On Holy Saturday we sit by the grave to feel the gloom of the grave, to face the reality of death itself. It is a day to weep, fast, and mourn. The late second century church (e.g. Irenaeus) fasted from all food on this day because it was a day of mourning. They did not break the fast until Easter morning.
Those of us who have spent time at graves - in my case the graves of parents, numerous dear friends and relatives – understand this grief, the despair of the grave. I have spent much of my life running away from graves, and I have rarely spent much time thinking about Holy Saturday.
It is much easier to skip from Friday to Easter than to dwell on Holy Saturday. As what happened in my life, we skip grief as much as possible. It is easier to run from grief. We prefer to escape it rather than face it or endure it.
Holy Saturday reminds me to grieve, to lament. It reminds me to rail against death, the enemy of both God and humanity. It reminds me to protest death and renew my hatred for it. It reminds me to feel again and sit with the disciples in their despair.
Indeed, to sit with the disciples is to sit with humanity in the face of death. When we sit at the grave we recognize our powerlessness. We cannot reverse death; we cannot defeat this enemy. Holy Saturday creates a yearning for Easter. We need Easter for without if we are dead.
But Easter is a faint victory if we do not fully recognize the horror of death.

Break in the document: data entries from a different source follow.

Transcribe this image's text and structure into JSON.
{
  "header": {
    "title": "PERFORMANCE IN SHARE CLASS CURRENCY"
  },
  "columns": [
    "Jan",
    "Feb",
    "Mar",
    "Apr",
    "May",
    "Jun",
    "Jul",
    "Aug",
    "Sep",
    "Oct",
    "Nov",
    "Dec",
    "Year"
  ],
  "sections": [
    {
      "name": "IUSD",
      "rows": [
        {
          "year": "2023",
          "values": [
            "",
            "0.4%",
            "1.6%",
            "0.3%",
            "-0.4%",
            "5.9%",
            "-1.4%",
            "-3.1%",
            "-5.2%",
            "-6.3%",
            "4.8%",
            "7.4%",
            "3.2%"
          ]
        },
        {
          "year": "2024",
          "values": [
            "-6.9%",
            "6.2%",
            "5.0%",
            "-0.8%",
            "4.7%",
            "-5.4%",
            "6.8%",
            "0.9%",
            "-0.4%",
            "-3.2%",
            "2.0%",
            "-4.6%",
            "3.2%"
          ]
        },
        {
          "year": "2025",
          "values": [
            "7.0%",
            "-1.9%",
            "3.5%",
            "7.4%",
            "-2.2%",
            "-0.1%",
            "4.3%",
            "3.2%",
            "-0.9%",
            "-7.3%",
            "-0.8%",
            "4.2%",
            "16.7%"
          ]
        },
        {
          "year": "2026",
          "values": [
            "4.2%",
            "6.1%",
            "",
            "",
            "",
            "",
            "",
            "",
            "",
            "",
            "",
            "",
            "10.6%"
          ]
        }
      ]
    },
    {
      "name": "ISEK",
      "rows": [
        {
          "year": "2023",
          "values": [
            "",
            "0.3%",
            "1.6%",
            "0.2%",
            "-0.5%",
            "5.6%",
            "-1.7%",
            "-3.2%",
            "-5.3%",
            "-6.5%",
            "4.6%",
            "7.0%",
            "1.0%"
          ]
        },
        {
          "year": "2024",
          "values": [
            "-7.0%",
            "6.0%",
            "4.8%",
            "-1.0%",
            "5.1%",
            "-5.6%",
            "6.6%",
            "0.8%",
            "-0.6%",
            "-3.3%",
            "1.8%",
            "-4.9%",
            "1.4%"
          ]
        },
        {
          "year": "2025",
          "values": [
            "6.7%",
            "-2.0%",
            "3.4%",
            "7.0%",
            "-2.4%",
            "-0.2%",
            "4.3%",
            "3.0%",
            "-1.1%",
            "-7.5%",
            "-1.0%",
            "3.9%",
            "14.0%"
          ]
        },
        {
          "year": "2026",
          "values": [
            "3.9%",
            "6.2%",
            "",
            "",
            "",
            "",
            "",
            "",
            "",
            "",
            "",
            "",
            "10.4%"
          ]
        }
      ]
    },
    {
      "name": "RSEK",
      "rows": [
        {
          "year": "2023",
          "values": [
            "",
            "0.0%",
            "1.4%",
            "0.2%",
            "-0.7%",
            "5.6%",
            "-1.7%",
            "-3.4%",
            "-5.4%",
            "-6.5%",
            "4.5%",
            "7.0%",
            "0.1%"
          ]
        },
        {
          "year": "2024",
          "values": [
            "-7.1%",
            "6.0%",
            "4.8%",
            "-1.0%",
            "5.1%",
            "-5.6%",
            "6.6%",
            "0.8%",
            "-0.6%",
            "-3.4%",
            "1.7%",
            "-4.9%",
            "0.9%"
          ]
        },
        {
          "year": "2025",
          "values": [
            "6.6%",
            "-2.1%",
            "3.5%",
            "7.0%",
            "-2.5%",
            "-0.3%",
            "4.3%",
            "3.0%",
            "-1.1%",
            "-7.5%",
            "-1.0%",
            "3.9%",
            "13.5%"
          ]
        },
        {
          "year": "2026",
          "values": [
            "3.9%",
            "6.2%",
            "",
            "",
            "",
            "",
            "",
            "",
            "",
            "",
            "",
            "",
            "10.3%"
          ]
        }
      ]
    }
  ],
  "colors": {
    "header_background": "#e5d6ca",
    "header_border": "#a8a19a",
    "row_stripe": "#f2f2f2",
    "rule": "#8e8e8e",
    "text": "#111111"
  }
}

Death threatens us with non-being and it dismantles life so that there is no meaning, purpose, or joy that lasts. Easter is God’s gift; it is God’s “Yes” to Death’s “No.”
Yesterday we remembered the death of Jesus on Good Friday, today we sit at the grave, but tomorrow, Sunday, we are renewed by the hope of the resurrection.
Jesus walked that path, and we follow him. We, too, will have our Friday; one day we will be entombed and loved ones will mourn at our graves. However – by the grace and mercy of God – on that great day we will rise again to walk with Jesus upon the new heaven and new earth.
That is the meaning of Good Friday, Holy Saturday and Easter.